Madrid has officially expressed an interest in hosting a Formula One race, the city’s regional government announced on Thursday. Although there are no Formula One-grade tracks in Madrid and Spain already hosts a race in Barcelona, which has a contract until 2026, the Spanish capital believes it can open talks with Formula One organisers, Liberty Media, about hosting a race.
Madrid has now thrown its hat into the ring as a potential future host city for a Grand Prix after writing to F1 CEO and president Stefano Domenicali to express its interest in hosting a race.
Enrique Lopez, a cabinet minister for the Community of Madrid, sent a letter to Domenicali earlier this week expressing the Spanish capital’s commitment to a Grand Prix project.
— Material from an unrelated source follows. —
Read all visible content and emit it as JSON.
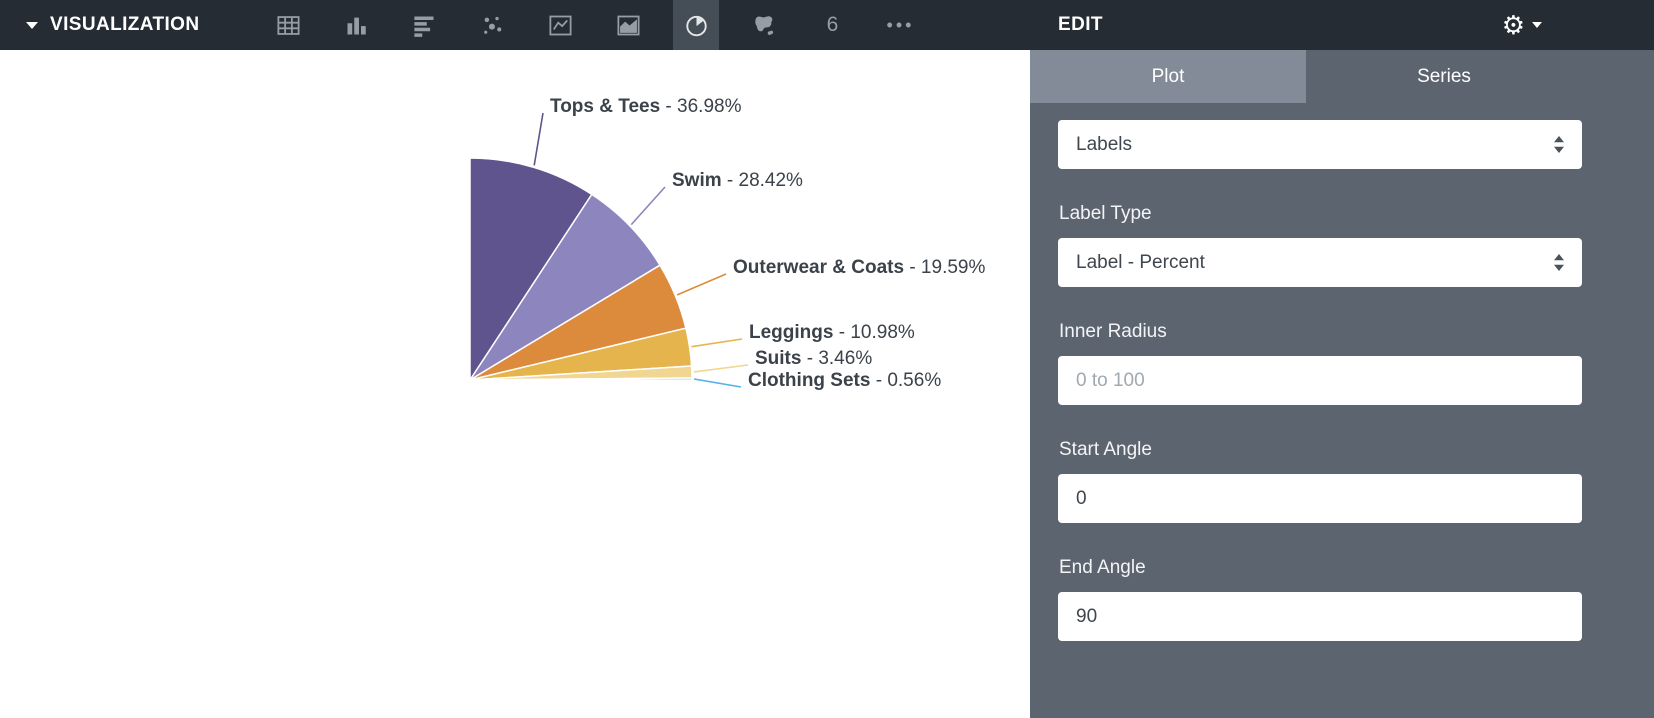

“It is my pleasure to write to you on behalf of the government of the Community of Madrid to express our interest in the development of a Formula 1 grand prix in Madrid,” Lopez wrote.
“I believe that holding in Madrid a motor racing event, which is one of the most exciting sporting phenomena of our time, would be a success for all the professionals, institutions and companies involved in the development of Formula 1.
“Of course, it would also be a satisfaction for the whole region and its citizens. That is why the Government of the Community of Madrid has the greatest interest in making it possible.
“In short, I would like to confirm our commitment to you and to this project, as well as our willingness to sign the appropriate agreements to promote the race and offer a great sporting and entertainment spectacle.
“We are ready to work with you and your team to bring Formula 1 to Madrid.”
Madrid has hosted the Spanish round of the F1 World Championship on nine previous occasions at the Jarama track north of the city, but the last was in 1981, and the circuit currently does not meet F1 safety standards.
F1 is currently enjoying a boom in interest from potential new markets and cities. Next year’s calendar is set to add events in South Africa, Qatar and Las Vegas, reaching the limit of 24 races permitted under the Concorde Agreement.
The expression of interest by Madrid comes after F1 warned the promoters of the Spanish Grand Prix to fix its “unacceptable” traffic and organisational issues after several problems emerged at the Barcelona race back in May.
Over the race weekend, more than 300,000 fans made it to the Circuit de Barcelona-Catalunya, yet the track was ill-prepared to deal with such vast volumes of people.